やぎ座
酔い方の問題
地層的落差
今週のやぎ座は、『大雷雨鬱王と会うあさの夢』(赤尾兜子)という句のごとし。あるいは、何と出会うとよりいかに出会うかにこだわっていこうとするような星回り。
「鬱王」というのは作者の造語であり、大雷雨とともに現れる水龍の化身といったところでしょうか。
つまり、これは実を写す写生ではなく思いきり虚の世界の存在をあえて句に写しているわけですが、人間関係のおけるケアであったり、またテレビやネットで知る有名人との関わりなどについて考えてみれば、あえて虚を写すことの方がむしろ現実的なのだと言えるかもしれません。
それにしても「大雷雨」に「鬱王」と画数の多い漢字が並んだあとに「あさ」というひらがなを持ってくることで作り出される効果は、四谷三丁目とか六本木あたりの昔からの色街の磁場に通じるものが感じられます。つまり、ある種の変性意識状態に入っていきやすい仕掛けとしての地層的落差がそこにあるのです。
そして本来「虚」というのも、そういう中で出会うことで「実」としての自分を解き放ちもすれば、根っこから覆してしまいもするような圧倒的なリアリティを備えていたはず。

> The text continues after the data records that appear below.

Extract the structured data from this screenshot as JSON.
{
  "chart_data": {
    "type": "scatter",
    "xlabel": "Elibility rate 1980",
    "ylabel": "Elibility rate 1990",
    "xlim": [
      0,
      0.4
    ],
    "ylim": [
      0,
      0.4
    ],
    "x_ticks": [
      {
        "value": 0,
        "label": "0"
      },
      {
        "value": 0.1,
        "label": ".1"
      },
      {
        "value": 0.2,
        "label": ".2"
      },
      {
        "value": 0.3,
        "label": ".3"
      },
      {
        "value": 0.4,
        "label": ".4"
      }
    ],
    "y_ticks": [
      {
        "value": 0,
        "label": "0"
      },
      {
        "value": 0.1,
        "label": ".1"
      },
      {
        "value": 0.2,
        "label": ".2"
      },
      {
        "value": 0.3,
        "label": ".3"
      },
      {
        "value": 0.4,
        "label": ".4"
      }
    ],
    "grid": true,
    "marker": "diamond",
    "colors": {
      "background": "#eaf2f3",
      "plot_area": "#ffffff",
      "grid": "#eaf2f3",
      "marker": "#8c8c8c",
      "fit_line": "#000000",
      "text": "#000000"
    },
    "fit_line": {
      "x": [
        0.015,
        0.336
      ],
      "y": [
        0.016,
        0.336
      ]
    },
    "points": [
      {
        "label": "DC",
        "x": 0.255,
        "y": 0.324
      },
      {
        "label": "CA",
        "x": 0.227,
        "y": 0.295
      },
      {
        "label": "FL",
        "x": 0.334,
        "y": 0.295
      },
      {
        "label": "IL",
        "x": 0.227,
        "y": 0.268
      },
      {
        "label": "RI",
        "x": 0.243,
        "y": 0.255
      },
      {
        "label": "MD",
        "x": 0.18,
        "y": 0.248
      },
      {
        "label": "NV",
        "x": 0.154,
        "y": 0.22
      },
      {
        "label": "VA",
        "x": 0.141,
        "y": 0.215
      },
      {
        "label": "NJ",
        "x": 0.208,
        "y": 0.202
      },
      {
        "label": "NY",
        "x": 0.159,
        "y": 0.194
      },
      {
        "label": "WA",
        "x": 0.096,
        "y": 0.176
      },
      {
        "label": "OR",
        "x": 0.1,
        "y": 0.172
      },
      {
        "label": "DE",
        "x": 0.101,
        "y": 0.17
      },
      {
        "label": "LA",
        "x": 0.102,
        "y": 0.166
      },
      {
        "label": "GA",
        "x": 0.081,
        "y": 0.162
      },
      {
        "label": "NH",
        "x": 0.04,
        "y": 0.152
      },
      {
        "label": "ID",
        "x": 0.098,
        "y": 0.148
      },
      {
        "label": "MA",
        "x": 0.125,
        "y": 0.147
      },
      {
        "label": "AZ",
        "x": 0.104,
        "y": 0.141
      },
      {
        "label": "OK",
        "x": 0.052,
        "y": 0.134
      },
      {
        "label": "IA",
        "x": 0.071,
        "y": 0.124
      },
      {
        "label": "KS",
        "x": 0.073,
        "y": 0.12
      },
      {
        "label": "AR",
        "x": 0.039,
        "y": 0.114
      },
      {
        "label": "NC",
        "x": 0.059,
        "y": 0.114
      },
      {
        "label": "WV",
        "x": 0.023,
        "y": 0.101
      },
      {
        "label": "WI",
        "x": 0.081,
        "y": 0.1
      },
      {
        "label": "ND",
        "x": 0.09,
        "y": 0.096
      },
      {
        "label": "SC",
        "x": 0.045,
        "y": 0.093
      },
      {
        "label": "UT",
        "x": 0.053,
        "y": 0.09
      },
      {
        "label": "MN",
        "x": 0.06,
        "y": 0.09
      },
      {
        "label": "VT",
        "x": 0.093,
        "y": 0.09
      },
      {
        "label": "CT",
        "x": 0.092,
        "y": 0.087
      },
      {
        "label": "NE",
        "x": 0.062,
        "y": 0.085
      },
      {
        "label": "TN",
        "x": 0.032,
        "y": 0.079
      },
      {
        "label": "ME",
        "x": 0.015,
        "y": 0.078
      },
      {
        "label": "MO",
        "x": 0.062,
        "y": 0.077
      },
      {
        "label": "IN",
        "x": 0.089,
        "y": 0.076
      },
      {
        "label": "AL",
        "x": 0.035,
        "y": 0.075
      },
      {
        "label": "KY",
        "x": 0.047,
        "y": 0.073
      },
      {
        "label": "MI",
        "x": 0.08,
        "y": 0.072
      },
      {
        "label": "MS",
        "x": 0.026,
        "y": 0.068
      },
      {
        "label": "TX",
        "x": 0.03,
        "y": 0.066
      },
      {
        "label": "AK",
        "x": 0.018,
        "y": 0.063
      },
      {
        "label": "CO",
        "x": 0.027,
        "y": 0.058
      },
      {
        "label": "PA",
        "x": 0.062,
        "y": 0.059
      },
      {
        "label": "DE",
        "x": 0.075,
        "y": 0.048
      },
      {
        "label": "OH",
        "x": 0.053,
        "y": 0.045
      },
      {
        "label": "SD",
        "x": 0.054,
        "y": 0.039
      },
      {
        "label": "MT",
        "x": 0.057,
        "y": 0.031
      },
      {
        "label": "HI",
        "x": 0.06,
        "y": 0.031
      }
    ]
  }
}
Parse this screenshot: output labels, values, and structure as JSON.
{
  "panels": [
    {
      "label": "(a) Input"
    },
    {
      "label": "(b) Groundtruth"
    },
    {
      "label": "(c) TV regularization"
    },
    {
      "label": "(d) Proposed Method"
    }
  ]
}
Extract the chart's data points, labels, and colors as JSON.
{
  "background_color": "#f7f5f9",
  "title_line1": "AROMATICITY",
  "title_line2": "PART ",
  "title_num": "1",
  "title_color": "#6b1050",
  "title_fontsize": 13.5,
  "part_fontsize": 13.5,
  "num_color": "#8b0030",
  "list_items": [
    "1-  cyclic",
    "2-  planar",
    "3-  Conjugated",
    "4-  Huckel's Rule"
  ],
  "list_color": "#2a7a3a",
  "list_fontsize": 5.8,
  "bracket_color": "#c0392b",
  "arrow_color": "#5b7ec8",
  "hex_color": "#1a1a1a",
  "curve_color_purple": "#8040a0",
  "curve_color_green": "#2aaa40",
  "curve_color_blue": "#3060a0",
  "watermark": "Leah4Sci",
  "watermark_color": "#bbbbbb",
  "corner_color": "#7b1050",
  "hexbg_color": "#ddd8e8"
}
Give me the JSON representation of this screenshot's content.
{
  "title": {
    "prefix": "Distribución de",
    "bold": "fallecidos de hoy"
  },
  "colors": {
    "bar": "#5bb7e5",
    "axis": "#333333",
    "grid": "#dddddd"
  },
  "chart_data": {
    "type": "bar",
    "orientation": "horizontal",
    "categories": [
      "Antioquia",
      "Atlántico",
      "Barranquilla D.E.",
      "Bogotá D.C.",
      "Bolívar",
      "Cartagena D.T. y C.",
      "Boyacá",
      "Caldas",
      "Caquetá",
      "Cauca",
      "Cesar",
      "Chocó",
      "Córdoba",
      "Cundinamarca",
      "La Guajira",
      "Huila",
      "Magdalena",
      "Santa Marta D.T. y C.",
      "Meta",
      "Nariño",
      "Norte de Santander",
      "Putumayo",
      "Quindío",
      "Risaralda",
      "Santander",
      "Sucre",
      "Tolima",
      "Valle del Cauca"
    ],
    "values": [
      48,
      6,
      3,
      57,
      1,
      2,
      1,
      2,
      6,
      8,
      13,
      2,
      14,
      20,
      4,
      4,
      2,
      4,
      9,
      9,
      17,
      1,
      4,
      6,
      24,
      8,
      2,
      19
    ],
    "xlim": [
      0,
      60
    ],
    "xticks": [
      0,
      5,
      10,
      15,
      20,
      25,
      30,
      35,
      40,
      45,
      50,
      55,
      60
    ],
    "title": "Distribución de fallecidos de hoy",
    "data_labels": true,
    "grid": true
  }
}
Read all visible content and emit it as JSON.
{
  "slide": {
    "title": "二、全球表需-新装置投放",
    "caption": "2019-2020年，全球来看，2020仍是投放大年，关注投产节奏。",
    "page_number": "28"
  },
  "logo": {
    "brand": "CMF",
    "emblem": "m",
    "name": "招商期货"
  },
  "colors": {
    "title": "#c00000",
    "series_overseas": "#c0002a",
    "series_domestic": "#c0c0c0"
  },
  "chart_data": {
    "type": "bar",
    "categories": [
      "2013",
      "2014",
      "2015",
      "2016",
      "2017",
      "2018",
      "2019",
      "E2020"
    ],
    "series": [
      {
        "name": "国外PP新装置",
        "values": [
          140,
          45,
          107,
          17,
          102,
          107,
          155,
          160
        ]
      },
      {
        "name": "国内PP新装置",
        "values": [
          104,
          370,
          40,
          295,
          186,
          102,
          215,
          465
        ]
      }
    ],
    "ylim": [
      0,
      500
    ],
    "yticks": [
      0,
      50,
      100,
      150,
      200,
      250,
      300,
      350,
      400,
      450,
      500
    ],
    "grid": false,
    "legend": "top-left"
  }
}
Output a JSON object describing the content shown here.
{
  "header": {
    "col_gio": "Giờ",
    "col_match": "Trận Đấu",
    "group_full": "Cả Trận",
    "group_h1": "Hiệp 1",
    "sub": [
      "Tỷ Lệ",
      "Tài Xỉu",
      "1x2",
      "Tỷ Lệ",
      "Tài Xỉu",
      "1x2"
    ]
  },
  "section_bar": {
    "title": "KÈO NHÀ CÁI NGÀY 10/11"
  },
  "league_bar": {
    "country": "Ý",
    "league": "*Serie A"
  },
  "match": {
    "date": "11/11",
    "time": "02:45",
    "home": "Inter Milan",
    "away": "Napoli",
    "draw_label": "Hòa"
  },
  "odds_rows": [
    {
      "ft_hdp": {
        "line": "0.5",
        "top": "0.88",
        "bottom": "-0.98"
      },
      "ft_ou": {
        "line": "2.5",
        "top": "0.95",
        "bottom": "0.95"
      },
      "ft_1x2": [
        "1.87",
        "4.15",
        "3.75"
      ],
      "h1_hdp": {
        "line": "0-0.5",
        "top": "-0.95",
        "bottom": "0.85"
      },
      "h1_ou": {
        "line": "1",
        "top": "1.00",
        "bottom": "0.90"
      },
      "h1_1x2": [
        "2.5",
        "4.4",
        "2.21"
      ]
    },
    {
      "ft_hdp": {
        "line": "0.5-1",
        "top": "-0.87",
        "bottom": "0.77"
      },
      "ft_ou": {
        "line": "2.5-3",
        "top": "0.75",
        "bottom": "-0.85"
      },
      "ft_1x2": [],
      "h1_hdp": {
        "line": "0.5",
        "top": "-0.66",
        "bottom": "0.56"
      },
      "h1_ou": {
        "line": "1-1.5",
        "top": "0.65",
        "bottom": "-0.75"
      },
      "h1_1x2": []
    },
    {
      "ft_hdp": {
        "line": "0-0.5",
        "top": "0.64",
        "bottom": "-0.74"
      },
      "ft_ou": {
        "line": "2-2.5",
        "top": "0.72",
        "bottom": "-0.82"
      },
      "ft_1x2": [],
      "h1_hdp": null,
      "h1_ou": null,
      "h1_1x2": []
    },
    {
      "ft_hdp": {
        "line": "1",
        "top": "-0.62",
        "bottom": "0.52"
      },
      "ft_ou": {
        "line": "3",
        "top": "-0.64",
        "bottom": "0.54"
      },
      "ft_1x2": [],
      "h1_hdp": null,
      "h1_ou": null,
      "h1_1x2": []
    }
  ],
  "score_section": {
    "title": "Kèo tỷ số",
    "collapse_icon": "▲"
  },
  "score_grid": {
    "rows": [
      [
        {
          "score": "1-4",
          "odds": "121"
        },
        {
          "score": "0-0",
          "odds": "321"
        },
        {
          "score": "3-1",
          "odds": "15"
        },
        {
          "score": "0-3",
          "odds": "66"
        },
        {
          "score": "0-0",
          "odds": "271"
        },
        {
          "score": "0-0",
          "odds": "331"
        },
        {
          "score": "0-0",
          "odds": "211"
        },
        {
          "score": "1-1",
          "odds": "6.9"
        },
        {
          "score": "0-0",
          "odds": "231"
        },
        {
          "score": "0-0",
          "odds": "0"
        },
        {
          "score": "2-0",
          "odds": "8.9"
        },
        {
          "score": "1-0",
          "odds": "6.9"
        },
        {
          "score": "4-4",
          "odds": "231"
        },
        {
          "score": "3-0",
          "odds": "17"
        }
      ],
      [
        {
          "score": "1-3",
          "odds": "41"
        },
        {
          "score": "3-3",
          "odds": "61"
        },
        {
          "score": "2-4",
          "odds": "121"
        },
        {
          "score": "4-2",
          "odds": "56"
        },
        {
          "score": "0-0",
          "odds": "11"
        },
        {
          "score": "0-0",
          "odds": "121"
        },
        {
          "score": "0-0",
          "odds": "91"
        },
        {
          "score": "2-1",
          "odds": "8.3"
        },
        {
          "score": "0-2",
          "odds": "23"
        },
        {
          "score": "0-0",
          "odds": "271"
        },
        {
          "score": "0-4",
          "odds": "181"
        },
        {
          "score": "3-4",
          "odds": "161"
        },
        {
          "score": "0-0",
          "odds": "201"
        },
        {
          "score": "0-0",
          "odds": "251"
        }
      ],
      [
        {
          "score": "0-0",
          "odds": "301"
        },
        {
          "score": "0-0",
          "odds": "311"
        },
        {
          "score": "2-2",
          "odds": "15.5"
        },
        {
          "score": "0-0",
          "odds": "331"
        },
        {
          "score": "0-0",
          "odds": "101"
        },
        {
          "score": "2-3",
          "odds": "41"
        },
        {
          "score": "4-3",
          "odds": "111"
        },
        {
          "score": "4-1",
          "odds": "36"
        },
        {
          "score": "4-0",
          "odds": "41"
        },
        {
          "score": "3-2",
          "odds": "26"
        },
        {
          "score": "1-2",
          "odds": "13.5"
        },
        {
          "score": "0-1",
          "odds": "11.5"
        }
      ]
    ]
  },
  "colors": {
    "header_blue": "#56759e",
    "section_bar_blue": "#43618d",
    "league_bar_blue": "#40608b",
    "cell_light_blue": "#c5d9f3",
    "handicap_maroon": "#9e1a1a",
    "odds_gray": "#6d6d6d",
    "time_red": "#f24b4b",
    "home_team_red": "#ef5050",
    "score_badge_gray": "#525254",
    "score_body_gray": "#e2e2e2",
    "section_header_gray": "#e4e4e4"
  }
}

その意味で、7月6日にやぎ座から数えて「エンカウント」を意味する7番目のかに座で新月(種まき)を迎えていく今週のあなたもまた、圧倒的な「虚」に出会ってそこに自身を浮かべていきたいところです。
手前の現実を超えて
今も昔も、ひとつの言葉や言葉同士の連なりに心動かされる時というのは、さながら秋から冬にかけての星空のように、ただクッキリとした輪郭をもった星座図像としての星々を認識している訳ではなく、大抵おのおのの星の連なりや関わりが星のまたたきと共に揺らめいているその様を眺めている時なのだとも言えるかも知れません。
そうして、意識と無意識の境界線で心を遊ばせることができた時、人は目先の対象を超えて、境界線の向こう側へ目を向けていくようになって、自然といい表情になっていくのではないでしょうか。
いまの自分と、遠い過去の誰かとが、星(言葉)を通じてつながっていく。それは夢か幻か、それとも現実と地続きの忘れかけていた記憶の光景か。
今週のやぎ座のあなたもまた、ただ単に高い酒を飲んで目先の現実のことで酔うよりも、飲む酒は安くても夢みたいなことばかり語っていた頃の自分に立ちかえっていくつもりで、現実の境界線をたゆたっていきたいところです。